Ein Herstellungsanspruch kommt, wie das LSG zutreffend entschieden hat, ebenfalls nicht in Betracht. Eine Verletzung der Beratungspflicht durch einen Versicherungsträger (§ 14 des Sozialgesetzbuches – Allgemeiner Teil ≪SGB I≫) ist in der Zeit vor dem Fristablauf nicht ersichtlich. Der Kläger hat sich erst 1991 an einen deutschen Versicherungsträger gewandt. Bei unterlassener oder ungenügender Aufklärung der Bevölkerung, insbesondere über ein befristetes Recht zur Beitragsnachentrichtung, hat der einzelne, der die Frist versäumt hat, gegen den Versicherungsträger (§ 13 SGB I) nach dem genannten Urteil vom 21. Juni 1990 (BSGE 67, 90 = SozR 3-1200 § 13 Nr. 1) keinen Herstellungsanspruch, es sei denn, daß die Fristversäumung auf unrichtigen oder mißverständlichen Informationen des Versicherungsträgers über die Nachentrichtung beruht. Dieses ist indes vom LSG nicht festgestellt und auch von der Revision nicht geltend gemacht worden.

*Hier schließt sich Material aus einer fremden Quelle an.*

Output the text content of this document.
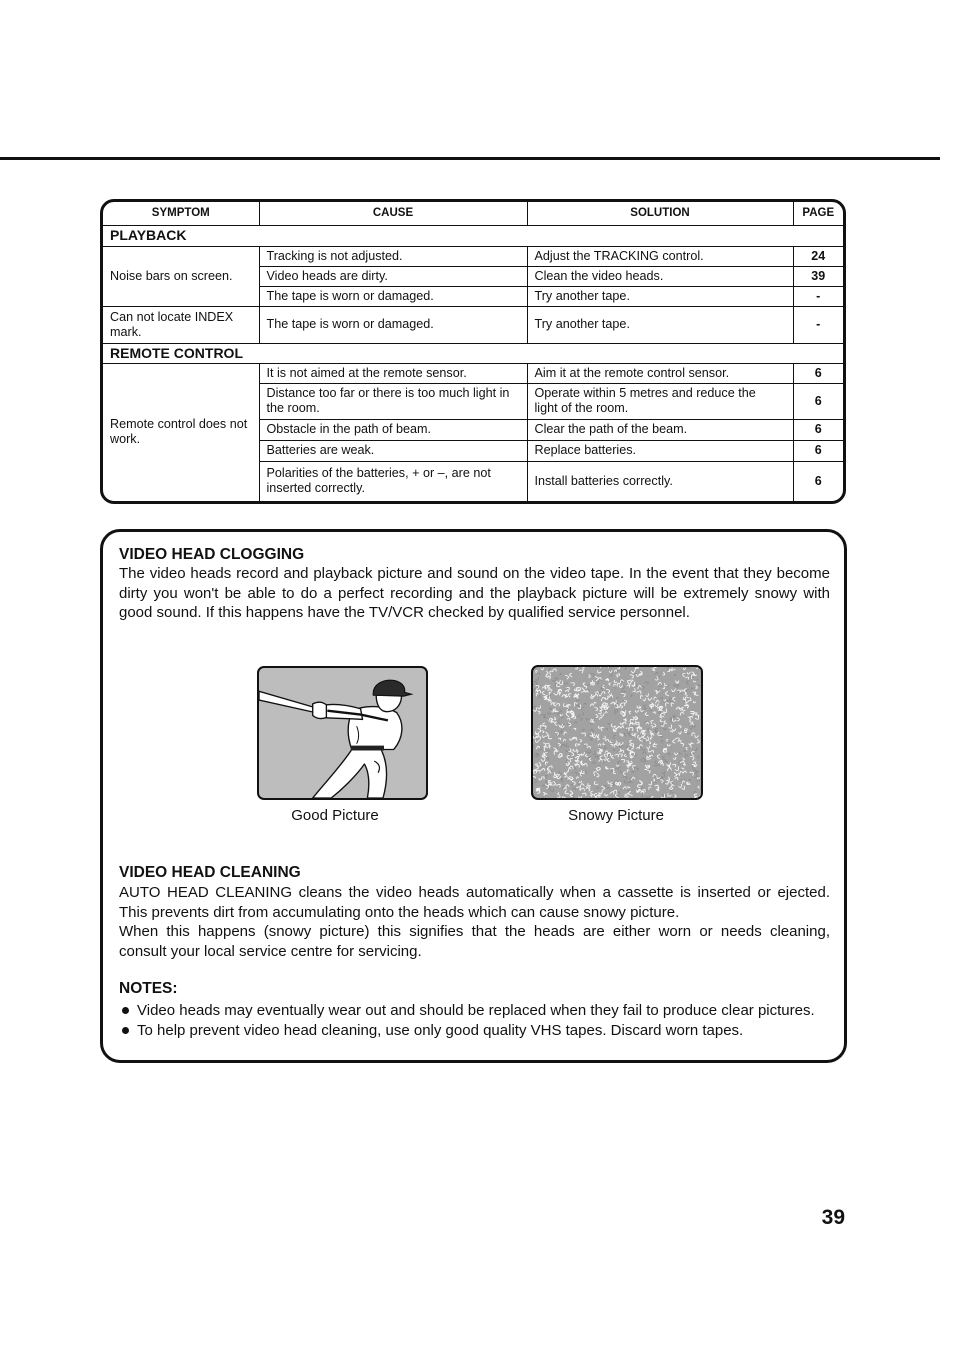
SYMPTOM	CAUSE	SOLUTION	PAGE
PLAYBACK			
Noise bars on screen.	Tracking is not adjusted.	Adjust the TRACKING control.	24
	Video heads are dirty.	Clean the video heads.	39
	The tape is worn or damaged.	Try another tape.	-
Can not locate INDEX mark.	The tape is worn or damaged.	Try another tape.	-
REMOTE CONTROL			
Remote control does not work.	It is not aimed at the remote sensor.	Aim it at the remote control sensor.	6
	Distance too far or there is too much light in the room.	Operate within 5 metres and reduce the light of the room.	6
	Obstacle in the path of beam.	Clear the path of the beam.	6
	Batteries are weak.	Replace batteries.	6
	Polarities of the batteries, + or –, are not inserted correctly.	Install batteries correctly.	6
VIDEO HEAD CLOGGING
The video heads record and playback picture and sound on the video tape. In the event that they become
dirty you won't be able to do a perfect recording and the playback picture will be extremely snowy with
good sound. If this happens have the TV/VCR checked by qualified service personnel.
Good Picture	Snowy Picture
VIDEO HEAD CLEANING
AUTO HEAD CLEANING cleans the video heads automatically when a cassette is inserted or ejected.
This prevents dirt from accumulating onto the heads which can cause snowy picture.
When this happens (snowy picture) this signifies that the heads are either worn or needs cleaning,
consult your local service centre for servicing.
NOTES:
Video heads may eventually wear out and should be replaced when they fail to produce clear pictures.
To help prevent video head cleaning, use only good quality VHS tapes. Discard worn tapes.
39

Das Vorbringen der Revision, die Frist des § 21 Abs. 4 Satz 1 und des § 22 Abs. 4 Satz 1 WGSVG (ein Jahr nach Inkrafttreten) sei zu kurz gewesen, verhilft dem Begehren des Klägers ebenfalls nicht zum Erfolg. Ob die Nachentrichtungsregelungen überhaupt geschaffen wurden und welche Antragsfrist bestimmt wurde, unterlag der Gestaltungsfreiheit des Gesetzgebers. Er hat hier ausdrücklich nur eine Jahresfrist vorgesehen, obwohl ihm, wie die Gesetzesbegründung ergibt (vgl BSGE 74, 165, 168, 169 = SozR 3-5070 § 22 Nr. 1 S 5, 6), bekannt war, daß sich die Betroffenen häufig im Ausland aufhielten. Die Gerichte sind nicht befugt, die gesetzliche Frist zu verlängern, und können sie außer bei Verfassungswidrigkeit nicht beanstanden. Eine Unvereinbarkeit der Frist mit dem Grundgesetz kommt jedoch nicht in Betracht.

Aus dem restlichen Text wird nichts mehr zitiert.